Samuel Just <sjust@xxxxxxxxxx> · Mon, 9 Nov 2015 14:35:26 -0800

On Mon, Nov 9, 2015 at 1:30 PM, Robert LeBlanc <robert@xxxxxxxxxxxxx> wrote:
> -----BEGIN PGP SIGNED MESSAGE-----
> Hash: SHA256
>
> On Mon, Nov 9, 2015 at 1:49 PM, Samuel Just  wrote:
>> We basically don't want a single thread to see all of the operations -- it
>> would cause a tremendous bottleneck and complicate the design
>> immensely.  It's shouldn't be necessary anyway since PGs are a form
>> of course grained locking, so it's probably fine to schedule work for
>> different groups of PGs independently if we assume that all kinds of
>> work are well distributed over those groups.
>
> The only issue that I can see, based on the discussion last week, is
> when the client I/O is small. There will be some points where each
> thread will think it is OK so send a bolder along with the pebbles
> (recovery I/O vs. client I/O), If all/most of the threads send a
> bolder at the same time would it cause issues for slow disks
> (spindles)? A single queue would be much more intelligent about
> situations like this and spread the bolders out better. It also seems
> more scalable as you add threads (I don't think really practical on
> spindles). I assume the bottleneck in your concern is the thread
> communication between threads? I'm trying to understand and in no way
> trying to attack you (I've been know to come across differently than I
> intend to).
>

This is one of the advantages of the dmclock/mclock based designs,
we'd be able to portion out the available IO (expresed as cost/time)
among the threads and let each queue schedule against its own
quota.  A significant challenge there of course is estimating available
io capacity.

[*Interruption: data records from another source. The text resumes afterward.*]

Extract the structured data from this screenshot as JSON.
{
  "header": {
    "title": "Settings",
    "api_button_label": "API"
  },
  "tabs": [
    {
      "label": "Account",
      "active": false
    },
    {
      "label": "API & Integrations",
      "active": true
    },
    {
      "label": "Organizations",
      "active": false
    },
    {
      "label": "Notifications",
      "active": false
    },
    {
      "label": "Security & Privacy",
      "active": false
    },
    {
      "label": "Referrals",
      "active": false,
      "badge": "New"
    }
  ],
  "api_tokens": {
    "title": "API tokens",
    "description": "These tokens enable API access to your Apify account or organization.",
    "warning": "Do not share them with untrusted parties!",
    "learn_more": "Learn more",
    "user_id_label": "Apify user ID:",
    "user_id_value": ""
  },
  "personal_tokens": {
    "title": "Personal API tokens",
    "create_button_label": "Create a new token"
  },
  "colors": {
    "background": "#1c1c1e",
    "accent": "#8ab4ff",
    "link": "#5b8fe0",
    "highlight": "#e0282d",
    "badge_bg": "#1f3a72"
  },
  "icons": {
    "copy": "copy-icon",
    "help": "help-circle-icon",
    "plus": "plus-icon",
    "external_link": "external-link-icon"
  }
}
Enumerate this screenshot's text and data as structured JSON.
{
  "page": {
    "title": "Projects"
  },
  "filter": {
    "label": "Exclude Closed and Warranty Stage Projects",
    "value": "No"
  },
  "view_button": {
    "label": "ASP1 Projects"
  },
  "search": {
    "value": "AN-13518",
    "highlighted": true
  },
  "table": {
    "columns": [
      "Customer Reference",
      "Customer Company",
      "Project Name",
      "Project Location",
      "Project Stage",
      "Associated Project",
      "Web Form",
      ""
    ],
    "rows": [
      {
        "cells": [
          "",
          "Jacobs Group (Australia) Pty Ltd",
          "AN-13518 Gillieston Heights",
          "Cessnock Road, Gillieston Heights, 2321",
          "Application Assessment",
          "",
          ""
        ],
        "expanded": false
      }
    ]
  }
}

Another piece is that there needs to be a bound on how
large boulders get.  Recovery will break up recovery of large objects
into lots of messages to avoid having too large a boulder.  Similarly,
there are limits at least on the bulk size of a client IO operation.

I don't understand how a single queue would be more scalable as we
add threads.  Pre-giant, that's how the queue worked, and it was
indeed a significant bottleneck.

As I see it, each operation is ordered in two ways (each requiring
a lock/thread of control/something):
1) The message stream from the client is ordered (represented by
the reader thread in the SimpleMessenger).  The ordering here
is actually part of the librados interface contract for the most part
(certain reads could theoretically be reordered here without
breaking the rules).
2) Operations on the PG are ordered necessarily by the PG lock
(client writes by necessity, most everything else by convenience).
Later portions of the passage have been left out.